『カネとスパイとジャッキー・チェン:分断される民主化運動と中国の行く末』、陳破空著、ビジネス社、2018年。

中華人民共和国が有する多種多様な問題を論じた書です。

読みやすい内容でした。

こうしたたぐいの本は、とりわけ日本人が書いた本である場合は、明日にも中国共産党政権が崩壊するかのような予想が述べられていて、ややもすれば扇情的になりがちです。

いっぽう、陳氏(1963年生まれ)による一連の作品は、おおむね冷静であり、正確さへの志向も見られるので、わたしは評価しています。

彼は中国からアメリカ合衆国へ亡命した人物。

現在、しばしばアメリカのテレビ番組やラジオ番組に招かれ、中国情勢について解説なさっているそうです。

さて上掲書、やはりどうしても気になるのがタイトル内の「ジャッキー・チェン」という惹句(ジャッキーだけに)でしょう。

ジャッキー・チェン氏は、1954年、香港のお生まれ。

たくさんのカンフー映画に出演し世界的な大スターとなられました。

政治信条は「親・中国」であり「反・台湾独立」であるかたです。

親・中国派でいらっしゃるため、香港にたいする中国側の政策にも賛同しておられます。

著者は本書においてこの件を厳しく批判されました。

単に中国におもねっているだけでなく、心の底から、骨の髄まで、中華民族主義を受け入れてしまっているのだから。
こうして中国政府に協力した彼に対し、共産党は「見返り」として「マーケット」を与えた。ジャッキー・チェンは共産党のイメージキャラクターになり、さまざまな場所に顔を出しては、中国政府のイメージアップのために貢献している。(pp.117)

さらに、

日本人は香港の知人ができると、何かしら香港の話題を話そうと思って、「ジャッキー・チェンが大好きです」と言ってしまう。ところが、これに対し香港人は嫌な顔をする。そんなことが多いそうだ。それもそのはず、香港人の大半がジャッキー・チェンを嫌っているのだ。
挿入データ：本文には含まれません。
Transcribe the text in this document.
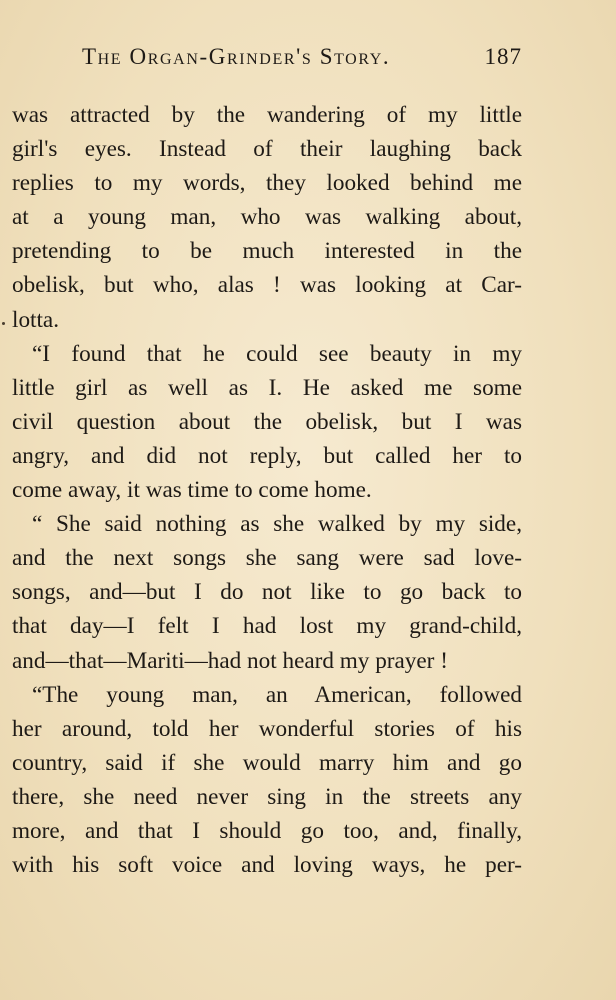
The Organ-Grinder's Story.	187
was attracted by the wandering of my little
girl's eyes. Instead of their laughing back
replies to my words, they looked behind me
at a young man, who was walking about,
pretending to be much interested in the
obelisk, but who, alas ! was looking at Car-
lotta.
“I found that he could see beauty in my
little girl as well as I. He asked me some
civil question about the obelisk, but I was
angry, and did not reply, but called her to
come away, it was time to come home.
“ She said nothing as she walked by my side,
and the next songs she sang were sad love-
songs, and—but I do not like to go back to
that day—I felt I had lost my grand-child,
and—that—Mariti—had not heard my prayer !
“The young man, an American, followed
her around, told her wonderful stories of his
country, said if she would marry him and go
there, she need never sing in the streets any
more, and that I should go too, and, finally,
with his soft voice and loving ways, he per-
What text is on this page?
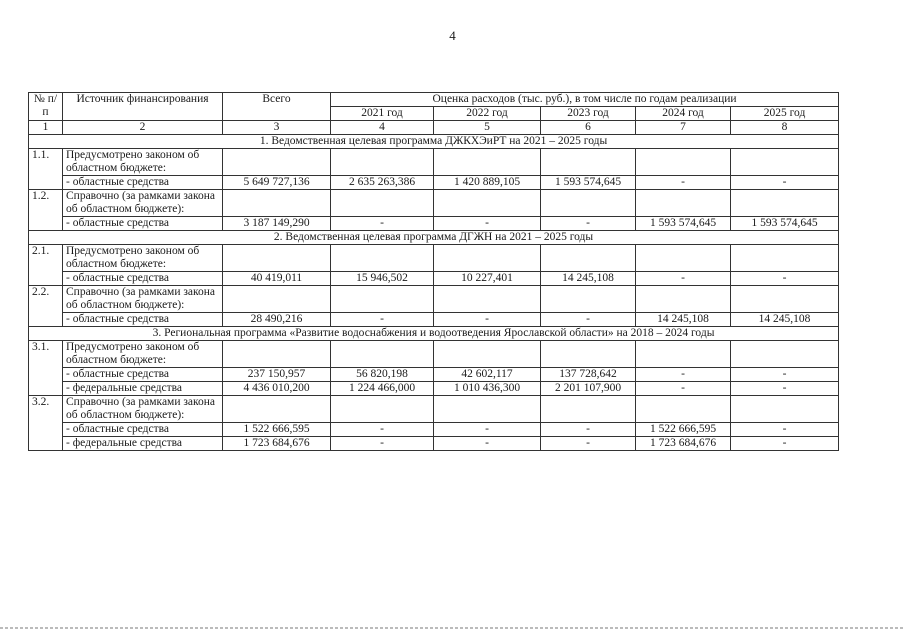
4
№ п/п	Источник финансирования	Всего	Оценка расходов (тыс. руб.), в том числе по годам реализации				
			2021 год	2022 год	2023 год	2024 год	2025 год
1	2	3	4	5	6	7	8
1. Ведомственная целевая программа ДЖКХЭиРТ на 2021 – 2025 годы							
1.1.	Предусмотрено законом об областном бюджете:						
	- областные средства	5 649 727,136	2 635 263,386	1 420 889,105	1 593 574,645	-	-
1.2.	Справочно (за рамками закона об областном бюджете):						
	- областные средства	3 187 149,290	-	-	-	1 593 574,645	1 593 574,645
2. Ведомственная целевая программа ДГЖН на 2021 – 2025 годы							
2.1.	Предусмотрено законом об областном бюджете:						
	- областные средства	40 419,011	15 946,502	10 227,401	14 245,108	-	-
2.2.	Справочно (за рамками закона об областном бюджете):						
	- областные средства	28 490,216	-	-	-	14 245,108	14 245,108
3. Региональная программа «Развитие водоснабжения и водоотведения Ярославской области» на 2018 – 2024 годы							
3.1.	Предусмотрено законом об областном бюджете:						
	- областные средства	237 150,957	56 820,198	42 602,117	137 728,642	-	-
	- федеральные средства	4 436 010,200	1 224 466,000	1 010 436,300	2 201 107,900	-	-
3.2.	Справочно (за рамками закона об областном бюджете):						
	- областные средства	1 522 666,595	-	-	-	1 522 666,595	-
	- федеральные средства	1 723 684,676	-	-	-	1 723 684,676	-
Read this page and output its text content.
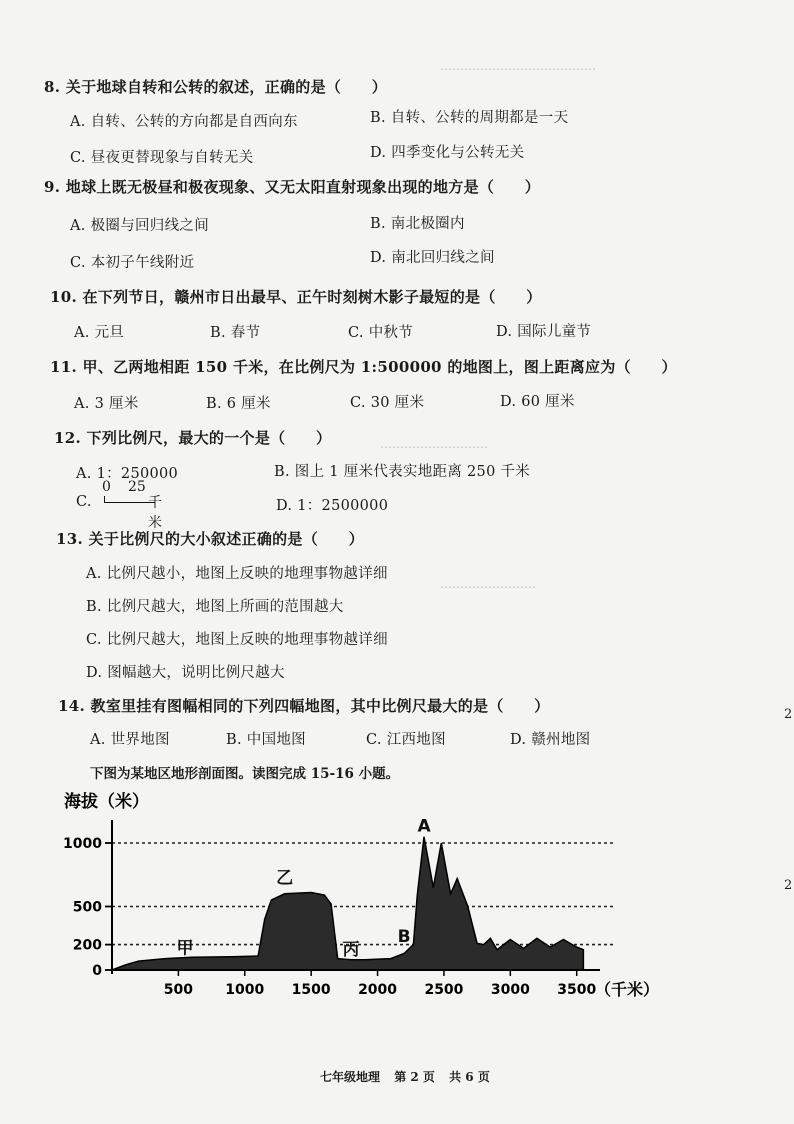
⋯⋯⋯⋯⋯⋯⋯⋯⋯⋯⋯⋯⋯
8. 关于地球自转和公转的叙述，正确的是（　　）
A. 自转、公转的方向都是自西向东	B. 自转、公转的周期都是一天
C. 昼夜更替现象与自转无关	D. 四季变化与公转无关
9. 地球上既无极昼和极夜现象、又无太阳直射现象出现的地方是（　　）
A. 极圈与回归线之间	B. 南北极圈内
C. 本初子午线附近	D. 南北回归线之间
10. 在下列节日，赣州市日出最早、正午时刻树木影子最短的是（　　）
A. 元旦	B. 春节	C. 中秋节	D. 国际儿童节
11. 甲、乙两地相距 150 千米，在比例尺为 1:500000 的地图上，图上距离应为（　　）
A. 3 厘米	B. 6 厘米	C. 30 厘米	D. 60 厘米
12. 下列比例尺，最大的一个是（　　）	⋯⋯⋯⋯⋯⋯⋯⋯⋯
A. 1：250000	B. 图上 1 厘米代表实地距离 250 千米
C.
0 25
千米
D. 1：2500000
13. 关于比例尺的大小叙述正确的是（　　）
A. 比例尺越小，地图上反映的地理事物越详细
B. 比例尺越大，地图上所画的范围越大
C. 比例尺越大，地图上反映的地理事物越详细
D. 图幅越大，说明比例尺越大
⋯⋯⋯⋯⋯⋯⋯⋯
14. 教室里挂有图幅相同的下列四幅地图，其中比例尺最大的是（　　）
A. 世界地图	B. 中国地图	C. 江西地图	D. 赣州地图
下图为某地区地形剖面图。读图完成 15-16 小题。
海拔（米）
0
200
500
1000
500 1000 1500 2000 2500 3000 3500
甲
乙
丙
B
A
（千米）
2
2
七年级地理 第 2 页 共 6 页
カネのために香港を売ったゴリゴリの中華民族主義者として……。(pp.118)

の由です。

ジャッキー・チェン氏の追及にとどまらず、書中では、

「旧態依然のまま終わった5年ぶりの党大会」

「中国の民主化運動はなぜ失敗を繰り返すのか?」

「武力で金融をコントロールするあり得ない経済政策」

といった、共産党政府を糾弾するもろもろの意見も語られました。

深刻な事案が山積している国です。

『カネとスパイと~』を読み終え、わたしは改めて独裁政権下の社会に生きる人々の苦悩を慮(おもんぱか)りました。

中国は、自国民だけではなく、周辺諸国にも圧迫を加えだしています。

こうした隣国の動きを受け、昨今、日本政府のみならず市井の日本人たちもそうとう警戒感をもちだしている状況。

ただ、おそらく、ほとんどの日本人は生身の中国人を知らないのではないでしょうか。

中国人と聞けば「ドン・キホーテ」「ココカラファイン」などで買い物をしている団体旅行者らの姿(とくに大声での会話)を思い浮かべる程度と想像します。

けっして政府のありかたと国民ひとりひとりの人間性が一致するわけではないですから、たとえ中国政府に反感をおぼえていても、その点は留意しておかなければなりません。

わたしもまた中国という国家の動向を警戒する者ですが、観光や留学で来日している中国人のみなさまには、自身を含めた日本人たちが親切に接し、よい印象を抱いて離日していただきたいと願っています。